Jack was a little afraid of seeing her again. “That girl is a heart-stopper,” his mother had said twenty-eight years before.

“You have your father’s eyes, his mouth,” Ingrid had whispered to Jack, but her speech impediment had made a mess of her whisper. (She’d said “mouth” in such a way that the mangled word had rhymed with “roof.”) And Jack had thought he would faint when she kissed him. When her lips opened, her teeth had clicked against his; he remembered wondering if her speech impediment was contagious.

Was there a problem with her tongue? Of course there might have been nothing the matter with Ingrid’s tongue. Jack had not asked Andreas Breivik about the source of Ingrid’s speech impediment; naturally, he had no intention of asking Ingrid.

When Jack called her, from the Bristol, he was afraid she wouldn’t see him. Why would she want to be reminded of what had happened? But it was stupid to try to deceive her, and Jack didn’t do a very good job of it. (“Some actor you are!” Emma would have told him.)

When Ingrid Amundsen answered the phone, Jack was completely flustered that she said something in Norwegian. Well, what else would the poor woman speak in Norway ?

“Hello? I’m an American who finds himself in Oslo for an indefinite period of time!” Jack blurted out, as if there were worse things the matter with him than a speech impediment. “I want to keep up my piano lessons.”

“Jack Burns,” Ingrid said; the way she spoke, Jack could hardly recognize his own name. “When you speak the way I do,” she continued, “you listen very closely to other people’s voices. I would know your voice anywhere, Jack Burns. About the only thing I have in common with people who can talk normally is that I’ve seen all your movies.”

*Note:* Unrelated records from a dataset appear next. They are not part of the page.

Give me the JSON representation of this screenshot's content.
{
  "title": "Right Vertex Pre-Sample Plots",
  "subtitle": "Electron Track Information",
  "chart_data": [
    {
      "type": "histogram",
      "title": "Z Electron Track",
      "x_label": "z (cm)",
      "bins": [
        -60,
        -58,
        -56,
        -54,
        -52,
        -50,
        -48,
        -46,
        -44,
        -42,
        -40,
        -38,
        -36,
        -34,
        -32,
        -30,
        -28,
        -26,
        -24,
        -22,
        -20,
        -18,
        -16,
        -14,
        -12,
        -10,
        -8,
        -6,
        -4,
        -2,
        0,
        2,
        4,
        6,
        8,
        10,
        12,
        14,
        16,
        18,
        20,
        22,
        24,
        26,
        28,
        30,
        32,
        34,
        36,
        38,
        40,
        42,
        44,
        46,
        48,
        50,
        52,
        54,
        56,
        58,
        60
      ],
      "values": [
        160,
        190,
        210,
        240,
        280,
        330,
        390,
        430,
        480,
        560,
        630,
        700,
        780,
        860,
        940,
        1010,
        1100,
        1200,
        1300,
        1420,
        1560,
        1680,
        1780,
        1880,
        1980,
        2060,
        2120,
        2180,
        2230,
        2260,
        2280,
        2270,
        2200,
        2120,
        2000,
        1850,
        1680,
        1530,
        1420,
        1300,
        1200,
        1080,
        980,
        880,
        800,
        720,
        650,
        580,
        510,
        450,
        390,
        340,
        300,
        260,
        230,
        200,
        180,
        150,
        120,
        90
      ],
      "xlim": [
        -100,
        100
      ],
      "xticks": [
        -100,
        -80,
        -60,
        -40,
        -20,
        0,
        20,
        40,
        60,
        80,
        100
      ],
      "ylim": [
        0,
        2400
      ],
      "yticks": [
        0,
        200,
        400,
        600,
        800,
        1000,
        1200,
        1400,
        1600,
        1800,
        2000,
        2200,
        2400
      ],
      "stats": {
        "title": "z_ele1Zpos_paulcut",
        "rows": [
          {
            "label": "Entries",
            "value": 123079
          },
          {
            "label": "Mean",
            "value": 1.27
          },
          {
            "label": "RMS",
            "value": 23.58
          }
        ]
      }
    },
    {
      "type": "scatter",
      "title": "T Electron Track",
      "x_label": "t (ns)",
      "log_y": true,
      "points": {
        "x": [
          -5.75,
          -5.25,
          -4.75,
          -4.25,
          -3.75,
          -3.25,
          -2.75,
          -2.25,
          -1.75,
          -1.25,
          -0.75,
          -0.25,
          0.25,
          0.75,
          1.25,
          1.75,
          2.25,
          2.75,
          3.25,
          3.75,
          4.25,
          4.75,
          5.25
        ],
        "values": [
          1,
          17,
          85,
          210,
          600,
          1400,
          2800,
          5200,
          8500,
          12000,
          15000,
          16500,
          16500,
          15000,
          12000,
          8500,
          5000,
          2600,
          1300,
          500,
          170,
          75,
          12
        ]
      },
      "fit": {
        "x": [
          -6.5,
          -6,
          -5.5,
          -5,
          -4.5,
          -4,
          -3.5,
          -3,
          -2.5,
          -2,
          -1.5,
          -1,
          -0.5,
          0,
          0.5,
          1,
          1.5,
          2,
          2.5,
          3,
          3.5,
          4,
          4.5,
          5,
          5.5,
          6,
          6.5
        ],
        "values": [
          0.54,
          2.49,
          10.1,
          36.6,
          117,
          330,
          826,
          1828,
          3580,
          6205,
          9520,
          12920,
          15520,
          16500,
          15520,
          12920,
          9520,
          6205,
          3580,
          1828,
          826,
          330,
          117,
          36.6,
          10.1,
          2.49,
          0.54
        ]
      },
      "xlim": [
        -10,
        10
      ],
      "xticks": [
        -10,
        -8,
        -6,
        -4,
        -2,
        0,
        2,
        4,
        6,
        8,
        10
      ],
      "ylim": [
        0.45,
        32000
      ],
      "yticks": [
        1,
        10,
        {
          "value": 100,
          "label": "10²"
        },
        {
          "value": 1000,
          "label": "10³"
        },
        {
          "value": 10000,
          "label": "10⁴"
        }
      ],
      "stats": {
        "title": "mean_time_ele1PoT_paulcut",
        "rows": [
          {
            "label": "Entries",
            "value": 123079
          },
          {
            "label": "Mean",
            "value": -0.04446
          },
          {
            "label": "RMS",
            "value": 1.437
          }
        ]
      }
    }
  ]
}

“Oh,” Jack said, as if he were four years old.

“And if you play the piano, Jack, you probably play better than I do. I doubt I can teach you anything.”

“I don’t play the piano,” he confessed. “My mother’s dead and I don’t know my father. I wanted to talk with you about him.”

Jack could hear her crying; it wasn’t pretty. She couldn’t even cry normally. “I’m glad your mother’s dead!” she said. “I think I’ll have a party! I would love to talk to you about your father, Jack. Please come talk with me, and we’ll have a little party.”